Rationality should be about winning, not avoiding the appearance of losing. In order to avoid the appearance of losing, we just have to look consistent in our choices. But in order to win, we have to find the right utility function and maximize that one. How likely is it that we’ll do that by prioritizing consistency with past choices above all else? (Which is clearly what this model is doing. It also seems to be the basic idea behind “unlosing agents”, but I’m less sure about that, so correct me if I’m wrong.) It seems to me that consistency ought to naturally fall out of doing the right things to win. Inconsistency is certainly a sign that something is wrong, but there is no point in aiming for it directly like it’s a good thing in itself.
(sorry for giving you another answer, but it seems it’s useful to separate the points):
But in order to win, we have to find the right utility function and maximize that one.
The “right” utility function. Which we don’t currently know. And yet we can make decisions until the day we get it, and still make ourselves unexploitable in the meantime. The first AIs may well be in a similar situation.
A second, maybe more pertinent point: unlosing agents are also unexploitable (maybe I should have called them that to begin with). This is a very useful thing for any agent to be, especially one who’s values are not yet jelled (just as, eg, a FAI still in the process of estimating the CEV).
I don’t see how unlosing agents are compatible with CEV. Running the unlosing algorithm gives you one utility function at the end, and running CEV gives you another. They would be the same only by coincidence. If you start by giving control to the unlosing algorithm, why would it then hand over control to CEV or change its utility function to CEV’s output (or not remove whatever hardwired switchover mechanism you might put in)?
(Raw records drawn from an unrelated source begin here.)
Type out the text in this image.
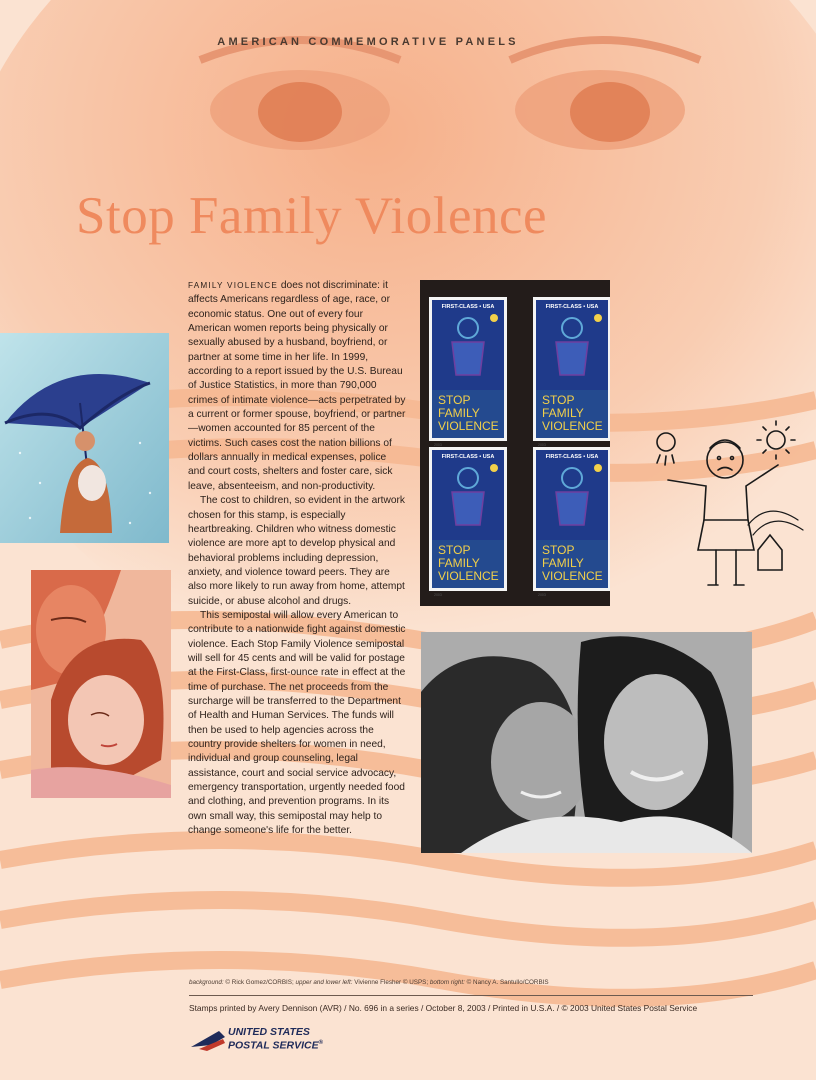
AMERICAN COMMEMORATIVE PANELS
Stop Family Violence

FAMILY VIOLENCE does not discriminate: it affects Americans regardless of age, race, or economic status. One out of every four American women reports being physically or sexually abused by a husband, boyfriend, or partner at some time in her life. In 1999, according to a report issued by the U.S. Bureau of Justice Statistics, in more than 790,000 crimes of intimate violence—acts perpetrated by a current or former spouse, boyfriend, or partner—women accounted for 85 percent of the victims. Such cases cost the nation billions of dollars annually in medical expenses, police and court costs, shelters and foster care, sick leave, absenteeism, and non-productivity.

The cost to children, so evident in the artwork chosen for this stamp, is especially heartbreaking. Children who witness domestic violence are more apt to develop physical and behavioral problems including depression, anxiety, and violence toward peers. They are also more likely to run away from home, attempt suicide, or abuse alcohol and drugs.

This semipostal will allow every American to contribute to a nationwide fight against domestic violence. Each Stop Family Violence semipostal will sell for 45 cents and will be valid for postage at the First-Class, first-ounce rate in effect at the time of purchase. The net proceeds from the surcharge will be transferred to the Department of Health and Human Services. The funds will then be used to help agencies across the country provide shelters for women in need, individual and group counseling, legal assistance, court and social service advocacy, emergency transportation, urgently needed food and clothing, and prevention programs. In its own small way, this semipostal may help to change someone's life for the better.

FIRST-CLASS • USA
STOP
FAMILY
VIOLENCE
2003
FIRST-CLASS • USA
STOP
FAMILY
VIOLENCE
2003
FIRST-CLASS • USA
STOP
FAMILY
VIOLENCE
2003
FIRST-CLASS • USA
STOP
FAMILY
VIOLENCE
2003
background: © Rick Gomez/CORBIS; upper and lower left: Vivienne Flesher © USPS; bottom right: © Nancy A. Santullo/CORBIS
Stamps printed by Avery Dennison (AVR) / No. 696 in a series / October 8, 2003 / Printed in U.S.A. / © 2003 United States Postal Service
UNITED STATES
POSTAL SERVICE®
Your third comment seems make essentially the same point as your second (this) comment, and the same response seems to apply.
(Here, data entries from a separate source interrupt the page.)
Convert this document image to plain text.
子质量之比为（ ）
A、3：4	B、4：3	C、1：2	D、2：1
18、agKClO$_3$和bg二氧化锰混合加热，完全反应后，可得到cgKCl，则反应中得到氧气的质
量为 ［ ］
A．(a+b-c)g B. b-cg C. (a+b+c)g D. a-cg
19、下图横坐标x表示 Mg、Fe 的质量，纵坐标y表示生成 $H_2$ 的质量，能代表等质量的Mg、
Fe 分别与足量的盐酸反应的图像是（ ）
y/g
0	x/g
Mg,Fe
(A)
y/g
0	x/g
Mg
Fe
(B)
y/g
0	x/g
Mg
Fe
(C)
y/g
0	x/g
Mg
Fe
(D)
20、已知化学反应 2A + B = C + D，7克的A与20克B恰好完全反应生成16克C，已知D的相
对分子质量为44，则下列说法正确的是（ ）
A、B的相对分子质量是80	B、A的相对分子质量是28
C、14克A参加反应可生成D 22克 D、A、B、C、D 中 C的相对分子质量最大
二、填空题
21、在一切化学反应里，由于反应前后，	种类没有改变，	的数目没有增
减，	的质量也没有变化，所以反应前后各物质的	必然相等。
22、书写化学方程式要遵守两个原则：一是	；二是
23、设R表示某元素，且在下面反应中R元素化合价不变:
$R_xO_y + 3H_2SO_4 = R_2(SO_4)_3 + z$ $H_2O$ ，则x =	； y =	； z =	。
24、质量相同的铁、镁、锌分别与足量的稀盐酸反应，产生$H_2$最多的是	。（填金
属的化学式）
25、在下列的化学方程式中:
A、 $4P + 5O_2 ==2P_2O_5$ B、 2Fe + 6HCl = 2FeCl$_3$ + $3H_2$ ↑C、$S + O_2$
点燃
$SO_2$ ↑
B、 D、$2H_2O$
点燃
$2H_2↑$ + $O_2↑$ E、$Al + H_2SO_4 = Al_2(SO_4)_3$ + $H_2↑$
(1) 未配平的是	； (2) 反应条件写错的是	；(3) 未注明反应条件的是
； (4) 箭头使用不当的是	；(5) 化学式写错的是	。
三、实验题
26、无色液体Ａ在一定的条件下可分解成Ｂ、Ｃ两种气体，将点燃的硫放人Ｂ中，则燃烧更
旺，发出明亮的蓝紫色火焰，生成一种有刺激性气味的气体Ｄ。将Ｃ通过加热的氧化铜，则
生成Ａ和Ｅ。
Before running CEV, we are going to have to make a lot of decisions about what constitutes a human utility function, how to extract it, how to assess strength of opinions, how to resolve conflicts between different preferences in the same person, how to aggregate it, and so on. So the ultimate CEV is path dependent, dependent on the outcome of those choices.
Using an unlosing algorithm could be seen as starting on the path to CEV earlier, before humans have made all those decisions, and letting the algorithm solve make some of those decisions rather than ourselves. This could be useful if some of the components on the path to CEV are things where our meta-decision skills (for instructing the unlosing agent how to resolve these issues) are better than our object level decision skills (for resolving the issues directly).
You say “unlosing design seems indicated” for value loading, but I don’t see how these two ideas would work together at all. Can you give some sort of proof of concept design? Also, as I mentioned before, value loading seems to be compatible with UDT. What advantage does a value loading, unlosing agent have, over a UDT-based value loader?
On a more philosophical note, we seem to have a different approach. It’s my impression that you want to construct an idealised perfect system, and then find a way of applying it down to the real world. I seem to be coming up with tools that would allow people to take approximate “practical” ideas that have no idealised versions, and apply them in ways that are less likely to cause problems.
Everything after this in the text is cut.